Seattle started 2015 by prohibiting food waste from residential and commercial garbage. Think back on what you feasted on over the holidays: the extravagant meals, the indulgent desserts. Did you save any leftovers or did you discard the rest? Where did you discard them?

Perhaps you’ve heard these disturbing figures before. Americans collectively generated about 250 million tons of waste in 2012. Forty percent of all food produced never even makes it to the table. This means that Americans are throwing out 197 pounds of food per person annually. At 35 million tons (that’s 70 billion pounds, by the way), food waste is the largest type of waste discarded in landfills yet the smallest component recycled.

There is food waste everywhere.

Loss and waste occurs at every level of the food chain. Food loss occurs at the farming, post-harvest, and processing stages. Some loss results from unavoidable conditions, such as harsh weather or spoilage. Waste, however, occurs at the retail and consumer levels from actions such as overbuying or discarding imperfect-looking produce. Businesses may throw out food instead of donating it, assuming they’ll be sued when in reality they are protected by the Good Samaritan Food Donation Act. Significant food waste also happens in the household, with the average US family throwing away $1,500 in uneaten food each year. Either way, it comes at a significant financial ($165 billion to be exact), environmental, and ethical cost.

Despite the unfathomable amount of food waste, only three percent is diverted for composting. The remainder heads to landfills with other household waste, where it decomposes and releases carbon dioxide and methane into the atmosphere. Food waste accounts for almost 25% of US methane emissions, which is at least 20 times more potent than carbon dioxide as a greenhouse gas.

Aside from contributing to climate change, the world population is expected to grow to 9.6 billion by 2050. With so much food and other resources thrown away, how will we ensure food security for future generations?

Changes with impact.

Food waste is everywhere, but a simple shift in personal habits while advocating for more involvement at the institutional level can change the outcome.

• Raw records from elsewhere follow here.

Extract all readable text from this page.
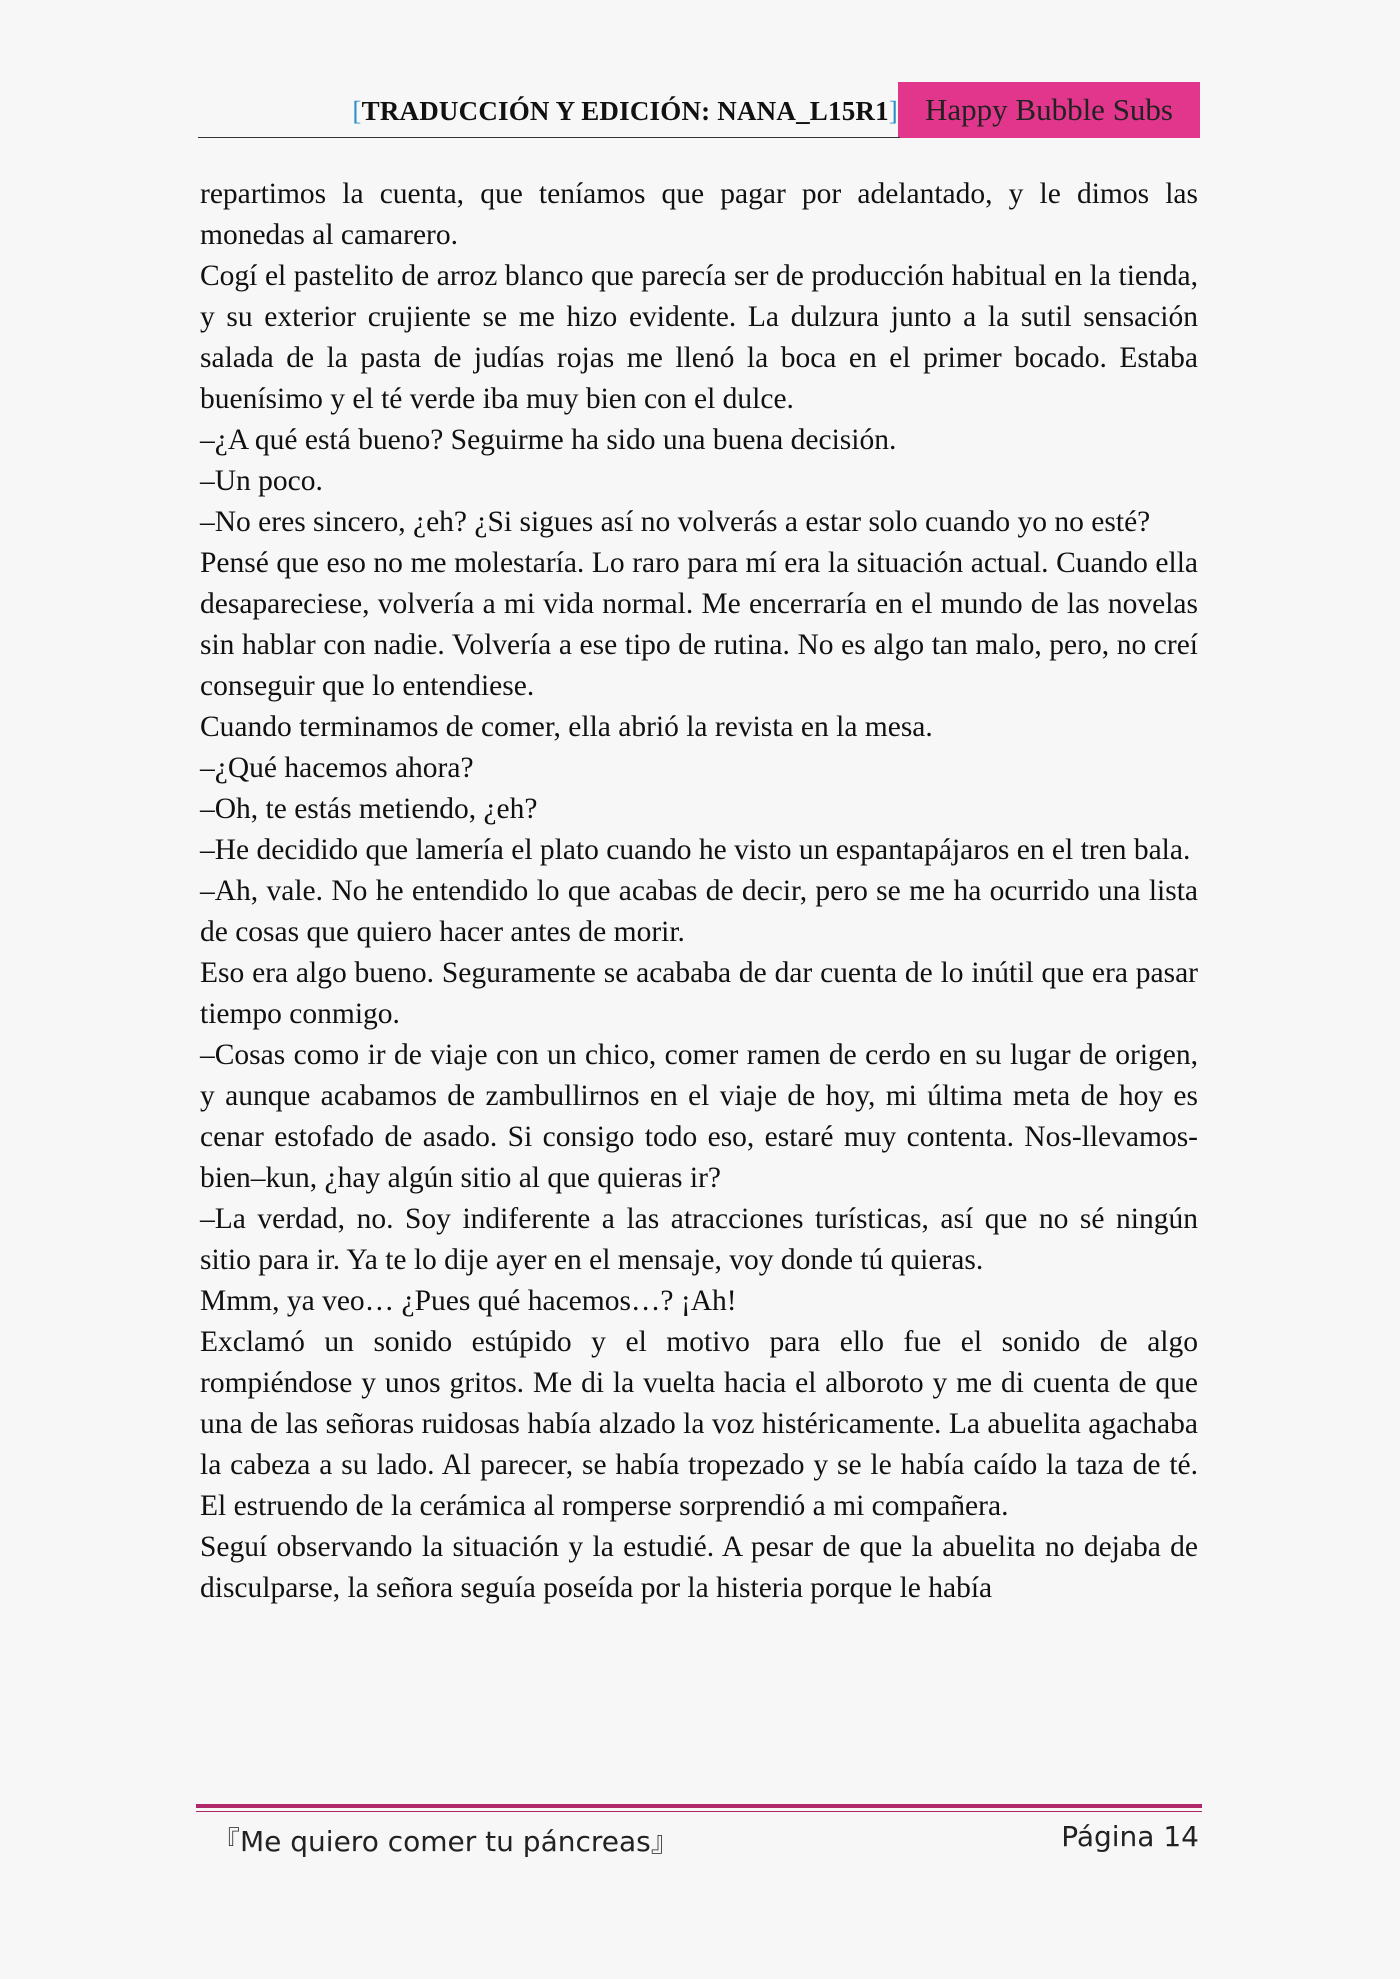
[TRADUCCIÓN Y EDICIÓN: NANA_L15R1] Happy Bubble Subs

repartimos la cuenta, que teníamos que pagar por adelantado, y le dimos las monedas al camarero.

Cogí el pastelito de arroz blanco que parecía ser de producción habitual en la tienda, y su exterior crujiente se me hizo evidente. La dulzura junto a la sutil sensación salada de la pasta de judías rojas me llenó la boca en el primer bocado. Estaba buenísimo y el té verde iba muy bien con el dulce.

–¿A qué está bueno? Seguirme ha sido una buena decisión.

–Un poco.

–No eres sincero, ¿eh? ¿Si sigues así no volverás a estar solo cuando yo no esté?

Pensé que eso no me molestaría. Lo raro para mí era la situación actual. Cuando ella desapareciese, volvería a mi vida normal. Me encerraría en el mundo de las novelas sin hablar con nadie. Volvería a ese tipo de rutina. No es algo tan malo, pero, no creí conseguir que lo entendiese.

Cuando terminamos de comer, ella abrió la revista en la mesa.

–¿Qué hacemos ahora?

–Oh, te estás metiendo, ¿eh?

–He decidido que lamería el plato cuando he visto un espantapájaros en el tren bala.

–Ah, vale. No he entendido lo que acabas de decir, pero se me ha ocurrido una lista de cosas que quiero hacer antes de morir.

Eso era algo bueno. Seguramente se acababa de dar cuenta de lo inútil que era pasar tiempo conmigo.

–Cosas como ir de viaje con un chico, comer ramen de cerdo en su lugar de origen, y aunque acabamos de zambullirnos en el viaje de hoy, mi última meta de hoy es cenar estofado de asado. Si consigo todo eso, estaré muy contenta. Nos-llevamos-bien–kun, ¿hay algún sitio al que quieras ir?

–La verdad, no. Soy indiferente a las atracciones turísticas, así que no sé ningún sitio para ir. Ya te lo dije ayer en el mensaje, voy donde tú quieras.

Mmm, ya veo… ¿Pues qué hacemos…? ¡Ah!

Exclamó un sonido estúpido y el motivo para ello fue el sonido de algo rompiéndose y unos gritos. Me di la vuelta hacia el alboroto y me di cuenta de que una de las señoras ruidosas había alzado la voz histéricamente. La abuelita agachaba la cabeza a su lado. Al parecer, se había tropezado y se le había caído la taza de té. El estruendo de la cerámica al romperse sorprendió a mi compañera.

Seguí observando la situación y la estudié. A pesar de que la abuelita no dejaba de disculparse, la señora seguía poseída por la histeria porque le había

『Me quiero comer tu páncreas』	Página 14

Alter your attitude as a consumer: food is a resource, not a given. During the Great Depression and World War II, food rationing was a major part of American culture. Since then we’ve shifted towards a culture of disposability, growing accustomed to freely discarding just as much as we consume. We all have a role in finding an alternative to wasting food, and responsible consumption is an easy place to start.

Food Rationing Poster

Get creative with your meals at home. Buy only what you need and eat oldest food first. Store your food properly. Find out what’s in season. It also helps to freeze food for later use (like vegetables that you might forget to eat) and designate a section of your refrigerator for food that is about to go bad. Shop at local farmers’ markets if it’s available to you. Oh, and buy the weird looking produce.

Understand food expiration dates. With the exception of baby formula, federal law does not require expiration dates on food labels. They’re just suggestions for peak quality and are not regulated by the FDA or UDSA. Learn more about food labeling language, and trust your senses: if it looks and tastes fine, it is completely okay to eat.

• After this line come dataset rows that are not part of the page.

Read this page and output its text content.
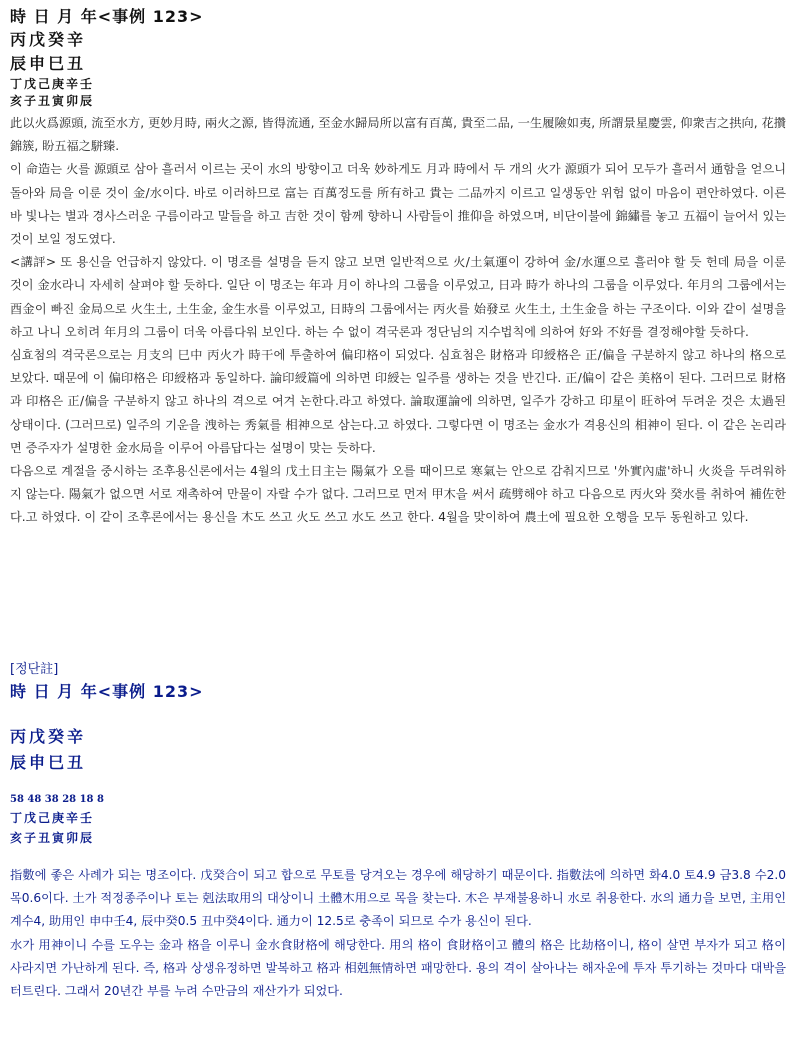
時 日 月 年<事例 123>
丙戊癸辛
辰申巳丑
丁戊己庚辛壬
亥子丑寅卯辰

此以火爲源頭, 流至水方, 更妙月時, 兩火之源, 皆得流通, 至金水歸局所以富有百萬, 貴至二品, 一生履險如夷, 所謂景星慶雲, 仰衆吉之拱向, 花攢錦簇, 盼五福之駢臻.

이 命造는 火를 源頭로 삼아 흘러서 이르는 곳이 水의 방향이고 더욱 妙하게도 月과 時에서 두 개의 火가 源頭가 되어 모두가 흘러서 通함을 얻으니 돌아와 局을 이룬 것이 金/水이다. 바로 이러하므로 富는 百萬정도를 所有하고 貴는 二品까지 이르고 일생동안 위험 없이 마음이 편안하였다. 이른바 빛나는 별과 경사스러운 구름이라고 말들을 하고 吉한 것이 함께 향하니 사람들이 推仰을 하였으며, 비단이불에 錦繡를 놓고 五福이 늘어서 있는 것이 보일 정도였다.

<講評> 또 용신을 언급하지 않았다. 이 명조를 설명을 듣지 않고 보면 일반적으로 火/土氣運이 강하여 金/水運으로 흘러야 할 듯 헌데 局을 이룬 것이 金水라니 자세히 살펴야 할 듯하다. 일단 이 명조는 年과 月이 하나의 그룹을 이루었고, 日과 時가 하나의 그룹을 이루었다. 年月의 그룹에서는 酉金이 빠진 金局으로 火生土, 土生金, 金生水를 이루었고, 日時의 그룹에서는 丙火를 始發로 火生土, 土生金을 하는 구조이다. 이와 같이 설명을 하고 나니 오히려 年月의 그룹이 더욱 아름다워 보인다. 하는 수 없이 격국론과 정단님의 지수법칙에 의하여 好와 不好를 결정해야할 듯하다.

심효첨의 격국론으로는 月支의 巳中 丙火가 時干에 투출하여 偏印格이 되었다. 심효첨은 財格과 印綬格은 正/偏을 구분하지 않고 하나의 格으로 보았다. 때문에 이 偏印格은 印綬格과 동일하다. 論印綬篇에 의하면 印綬는 일주를 생하는 것을 반긴다. 正/偏이 같은 美格이 된다. 그러므로 財格과 印格은 正/偏을 구분하지 않고 하나의 격으로 여겨 논한다.라고 하였다. 論取運論에 의하면, 일주가 강하고 印星이 旺하여 두려운 것은 太過된 상태이다. (그러므로) 일주의 기운을 洩하는 秀氣를 相神으로 삼는다.고 하였다. 그렇다면 이 명조는 金水가 격용신의 相神이 된다. 이 같은 논리라면 증주자가 설명한 金水局을 이루어 아름답다는 설명이 맞는 듯하다.

다음으로 계절을 중시하는 조후용신론에서는 4월의 戊土日主는 陽氣가 오를 때이므로 寒氣는 안으로 감춰지므로 '外實內虛'하니 火炎을 두려워하지 않는다. 陽氣가 없으면 서로 재촉하여 만물이 자랄 수가 없다. 그러므로 먼저 甲木을 써서 疏劈해야 하고 다음으로 丙火와 癸水를 취하여 補佐한다.고 하였다. 이 같이 조후론에서는 용신을 木도 쓰고 火도 쓰고 水도 쓰고 한다. 4월을 맞이하여 農土에 필요한 오행을 모두 동원하고 있다.

[정단註]
時 日 月 年<事例 123>
丙戊癸辛
辰申巳丑
58 48 38 28 18 8
丁戊己庚辛壬
亥子丑寅卯辰

指數에 좋은 사례가 되는 명조이다. 戊癸合이 되고 합으로 무토를 당겨오는 경우에 해당하기 때문이다. 指數法에 의하면 화4.0 토4.9 금3.8 수2.0 목0.6이다. 土가 적정종주이나 토는 剋法取用의 대상이니 土體木用으로 목을 찾는다. 木은 부재불용하니 水로 취용한다. 水의 通力을 보면, 主用인 계수4, 助用인 申中壬4, 辰中癸0.5 丑中癸4이다. 通力이 12.5로 충족이 되므로 수가 용신이 된다.

水가 用神이니 수를 도우는 金과 格을 이루니 金水食財格에 해당한다. 用의 格이 食財格이고 體의 格은 比劫格이니, 格이 살면 부자가 되고 格이 사라지면 가난하게 된다. 즉, 格과 상생유정하면 발복하고 格과 相剋無情하면 패망한다. 용의 격이 살아나는 해자운에 투자 투기하는 것마다 대박을 터트린다. 그래서 20년간 부를 누려 수만금의 재산가가 되었다.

Compost. Instead of sending food scraps to landfills where they release greenhouse gases, the composting process reduces their negative impact while recycling their nutrients. San Francisco was the first major US city to mandate curbside composting in 2009 and now diverts 600 tons of organic waste each day. Although the infrastructure for food scrap recovery is still relatively inadequate, there are now over 180 communities with similar programs. See if there are composting programs where you live or advocate getting a program started.

Get involved in food recovery. In the US, 49 million people are food insecure. Reducing food waste by just 15 percent would be enough food to feed 25 million Americans, or half of those who are food insecure. Donate extra food, find your local food bank, and consider gleaning.

FDA Food Recovery Hierarchy

Learn about what your local government is doing to prevent food waste and take action. In 2013, the USDA and EPA launched the US Food Waste Challenge, which calls on entities along the food chain to join efforts to reduce, recover, and recycle food waste. Urge your local restaurants, grocery stores, schools, universities, and others to take part in the challenge.